Change Generators: Closure and Hope As We Move into a Post-Carbon Future will feature on Big Ideas on 3 July.
On Thursday 27 June Natasha Mitchell from ABC Radio National hosted this excellent panel inspired by the LiddellWORKS exhibition, at the Muswellbrook Regional Arts Centre, before an audience of 55 interested locals.
The nation-wide broadcast of the debate hits the airwaves on Wednesday 3 July 2024 at 8pm Eastern Standard Time. It’s the latest episode of Big Ideas, hosted by Ms Mitchell.
Join ecological concept-creator Dr Glenn Albrecht, futures anthropologist and community mapper Dr Hedda Askland, LiddellWORKS Residency artist and “ratbag” Fiona Lee and AGL’s Rob Cooper for this engrossing discussion.
You will also be able to listen to the show at any time on the ABC Listen app once the show has broadcast.
Listen in – it’s all our futures that they are discussing.
Dr Glenn Albrecht over the last 20 years has developed the theme of negative and positive emotional states connected to the state of the Earth. He is a ‘farmosopher’ whose new concepts have been taken up by academics and artists. While he is best known for creating the concept of solastalgia, or the lived experience of negative environmental change, his most recent work develops the mega-meme of the ‘Symbiocene’, a future state where humans re-integrate with the rest of nature. His concepts and books, such as Earth Emotions, have given him a unique place in debates on our future.
Dr Hedda Askland is an Associate Professor in Anthropology at The University of Newcastle. She is a futures anthropologist, engaging in critical conversations and theories of how to build a sustainable and just future. She is leading two projects in the Hunter exploring pathways of collaboration and engagement within communities in transition. My Muswellbrook: Place Identity and Pride in Place uses “thick mapping” to understand local residents’ connections to place and future dreams. Mining voids and just transition uses arts-based methods to interrogate the social and affective dimensions of mining voids and discover how these landscapes can help shape a just transition.
Fiona Lee is one of the 16 LiddellWORKS Residency artists. She’s a multi-disciplinary artist and climate justice activist working across non-violent direct action, sculpture, installation, photography, and video. After losing her home to bushfires in November 2019, Fiona Lee undertook a 12-month Bushfire Affected Artist residency at The Creator Incubator in Newcastle. It was there that she shaped unapologetically provocative works from her home’s scorched remnants that spoke to both her personal loss and the impact of climate change on us all. From this, she had a touring solo exhibition titled Carbon Tax, with works made from her home’s scorched remnants. Her LiddellWORKS piece creates new “machines” from new castings from casting moulds from the Power Station.

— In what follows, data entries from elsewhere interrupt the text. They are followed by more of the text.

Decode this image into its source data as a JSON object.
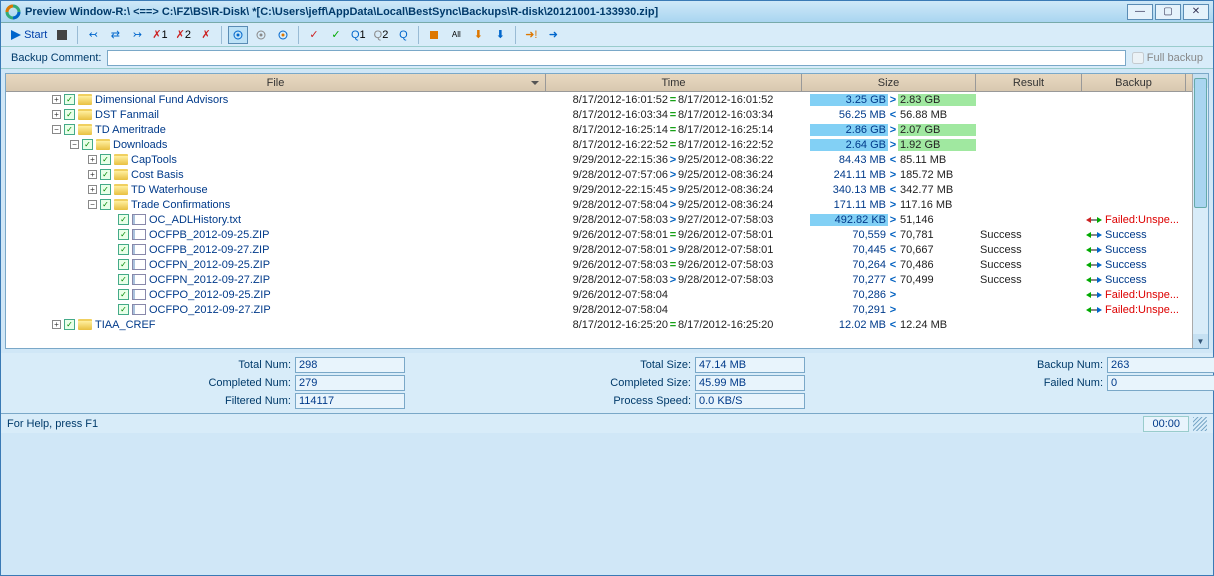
{
  "window": {
    "title": "Preview Window-R:\\ <==> C:\\FZ\\BS\\R-Disk\\ *[C:\\Users\\jeff\\AppData\\Local\\BestSync\\Backups\\R-disk\\20121001-133930.zip]"
  },
  "toolbar": {
    "start_label": "Start"
  },
  "commentbar": {
    "label": "Backup Comment:",
    "full_backup": "Full backup"
  },
  "columns": {
    "file": "File",
    "time": "Time",
    "size": "Size",
    "result": "Result",
    "backup": "Backup"
  },
  "colw": {
    "file": 540,
    "time": 256,
    "size": 174,
    "result": 106,
    "backup": 106
  },
  "rows": [
    {
      "depth": 0,
      "exp": "+",
      "folder": true,
      "name": "Dimensional Fund Advisors",
      "t1": "8/17/2012-16:01:52",
      "tc": "=",
      "t2": "8/17/2012-16:01:52",
      "s1": "3.25 GB",
      "sc": ">",
      "s2": "2.83 GB",
      "s1hl": true,
      "s2hl": true
    },
    {
      "depth": 0,
      "exp": "+",
      "folder": true,
      "name": "DST Fanmail",
      "t1": "8/17/2012-16:03:34",
      "tc": "=",
      "t2": "8/17/2012-16:03:34",
      "s1": "56.25 MB",
      "sc": "<",
      "s2": "56.88 MB"
    },
    {
      "depth": 0,
      "exp": "-",
      "folder": true,
      "name": "TD Ameritrade",
      "t1": "8/17/2012-16:25:14",
      "tc": "=",
      "t2": "8/17/2012-16:25:14",
      "s1": "2.86 GB",
      "sc": ">",
      "s2": "2.07 GB",
      "s1hl": true,
      "s2hl": true
    },
    {
      "depth": 1,
      "exp": "-",
      "folder": true,
      "name": "Downloads",
      "t1": "8/17/2012-16:22:52",
      "tc": "=",
      "t2": "8/17/2012-16:22:52",
      "s1": "2.64 GB",
      "sc": ">",
      "s2": "1.92 GB",
      "s1hl": true,
      "s2hl": true
    },
    {
      "depth": 2,
      "exp": "+",
      "folder": true,
      "name": "CapTools",
      "t1": "9/29/2012-22:15:36",
      "tc": ">",
      "t2": "9/25/2012-08:36:22",
      "s1": "84.43 MB",
      "sc": "<",
      "s2": "85.11 MB"
    },
    {
      "depth": 2,
      "exp": "+",
      "folder": true,
      "name": "Cost Basis",
      "t1": "9/28/2012-07:57:06",
      "tc": ">",
      "t2": "9/25/2012-08:36:24",
      "s1": "241.11 MB",
      "sc": ">",
      "s2": "185.72 MB"
    },
    {
      "depth": 2,
      "exp": "+",
      "folder": true,
      "name": "TD Waterhouse",
      "t1": "9/29/2012-22:15:45",
      "tc": ">",
      "t2": "9/25/2012-08:36:24",
      "s1": "340.13 MB",
      "sc": "<",
      "s2": "342.77 MB"
    },
    {
      "depth": 2,
      "exp": "-",
      "folder": true,
      "name": "Trade Confirmations",
      "t1": "9/28/2012-07:58:04",
      "tc": ">",
      "t2": "9/25/2012-08:36:24",
      "s1": "171.11 MB",
      "sc": ">",
      "s2": "117.16 MB"
    },
    {
      "depth": 3,
      "folder": false,
      "name": "OC_ADLHistory.txt",
      "t1": "9/28/2012-07:58:03",
      "tc": ">",
      "t2": "9/27/2012-07:58:03",
      "s1": "492.82 KB",
      "sc": ">",
      "s2": "51,146",
      "s1hl": true,
      "backup": "Failed:Unspe...",
      "bok": false,
      "bico": "rg"
    },
    {
      "depth": 3,
      "folder": false,
      "name": "OCFPB_2012-09-25.ZIP",
      "t1": "9/26/2012-07:58:01",
      "tc": "=",
      "t2": "9/26/2012-07:58:01",
      "s1": "70,559",
      "sc": "<",
      "s2": "70,781",
      "result": "Success",
      "backup": "Success",
      "bok": true,
      "bico": "gb"
    },
    {
      "depth": 3,
      "folder": false,
      "name": "OCFPB_2012-09-27.ZIP",
      "t1": "9/28/2012-07:58:01",
      "tc": ">",
      "t2": "9/28/2012-07:58:01",
      "s1": "70,445",
      "sc": "<",
      "s2": "70,667",
      "result": "Success",
      "backup": "Success",
      "bok": true,
      "bico": "gb"
    },
    {
      "depth": 3,
      "folder": false,
      "name": "OCFPN_2012-09-25.ZIP",
      "t1": "9/26/2012-07:58:03",
      "tc": "=",
      "t2": "9/26/2012-07:58:03",
      "s1": "70,264",
      "sc": "<",
      "s2": "70,486",
      "result": "Success",
      "backup": "Success",
      "bok": true,
      "bico": "gb"
    },
    {
      "depth": 3,
      "folder": false,
      "name": "OCFPN_2012-09-27.ZIP",
      "t1": "9/28/2012-07:58:03",
      "tc": ">",
      "t2": "9/28/2012-07:58:03",
      "s1": "70,277",
      "sc": "<",
      "s2": "70,499",
      "result": "Success",
      "backup": "Success",
      "bok": true,
      "bico": "gb"
    },
    {
      "depth": 3,
      "folder": false,
      "name": "OCFPO_2012-09-25.ZIP",
      "t1": "9/26/2012-07:58:04",
      "tc": "",
      "t2": "",
      "s1": "70,286",
      "sc": ">",
      "s2": "",
      "backup": "Failed:Unspe...",
      "bok": false,
      "bico": "gb"
    },
    {
      "depth": 3,
      "folder": false,
      "name": "OCFPO_2012-09-27.ZIP",
      "t1": "9/28/2012-07:58:04",
      "tc": "",
      "t2": "",
      "s1": "70,291",
      "sc": ">",
      "s2": "",
      "backup": "Failed:Unspe...",
      "bok": false,
      "bico": "gb"
    },
    {
      "depth": 0,
      "exp": "+",
      "folder": true,
      "name": "TIAA_CREF",
      "t1": "8/17/2012-16:25:20",
      "tc": "=",
      "t2": "8/17/2012-16:25:20",
      "s1": "12.02 MB",
      "sc": "<",
      "s2": "12.24 MB"
    }
  ],
  "stats": {
    "total_num_lbl": "Total Num:",
    "total_num": "298",
    "completed_num_lbl": "Completed Num:",
    "completed_num": "279",
    "filtered_num_lbl": "Filtered Num:",
    "filtered_num": "114117",
    "total_size_lbl": "Total Size:",
    "total_size": "47.14 MB",
    "completed_size_lbl": "Completed Size:",
    "completed_size": "45.99 MB",
    "process_speed_lbl": "Process Speed:",
    "process_speed": "0.0 KB/S",
    "backup_num_lbl": "Backup Num:",
    "backup_num": "263",
    "failed_num_lbl": "Failed Num:",
    "failed_num": "0"
  },
  "status": {
    "help": "For Help, press F1",
    "time": "00:00"
  }
}
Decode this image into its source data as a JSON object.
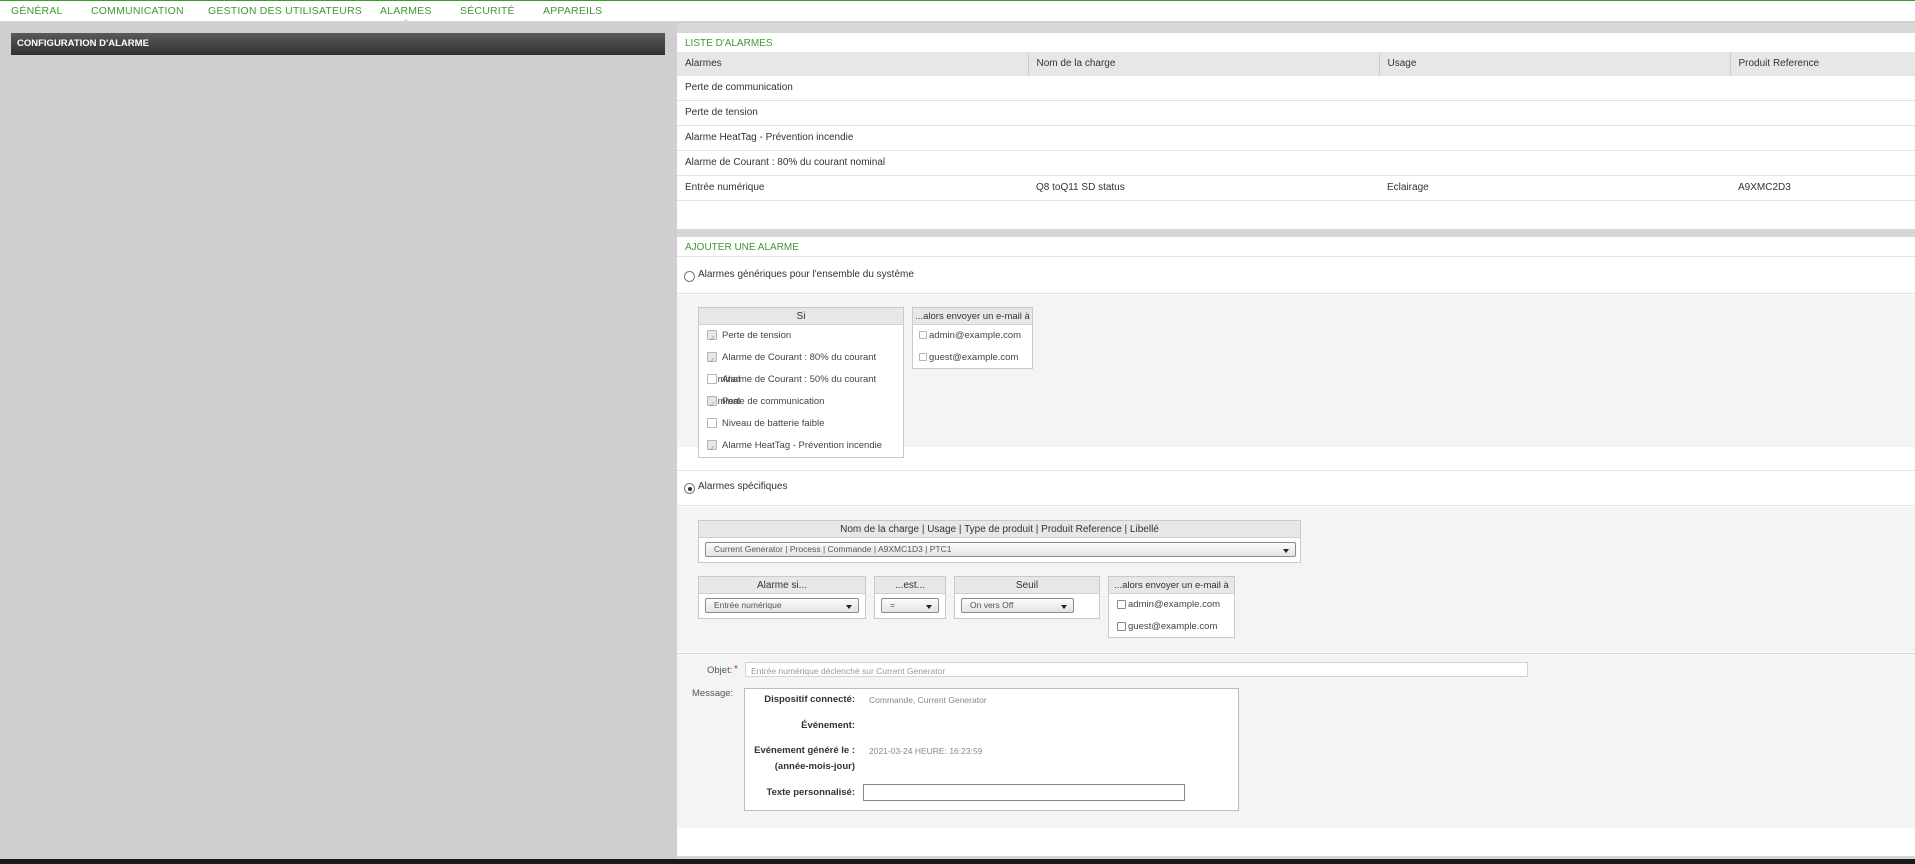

Rob Cooper is the Community Programs Manager at Liddell. With a background in teaching and music, he moved into the energy industry at Liddell and neighbouring Bayswater Power Stations almost 20 years ago. At the time it was owned by the State Government, before being sold to AGL in 2014. Rob has worked with colleagues, the local community, and others with a shared stake in navigating the journey towards Liddell’s closure, redevelopment of the site, and planning for new energy projects.
Image above: Natasha Mitchell, Glenn Albrecht, Rob Cooper, John O’Brien, Fiona Lee, Hedda Askland in front of the mural created for the LiddellWORKS program by Jakeob Watson and others. Below: the panel in front of Will Maguire’s work for LiddellWORKS.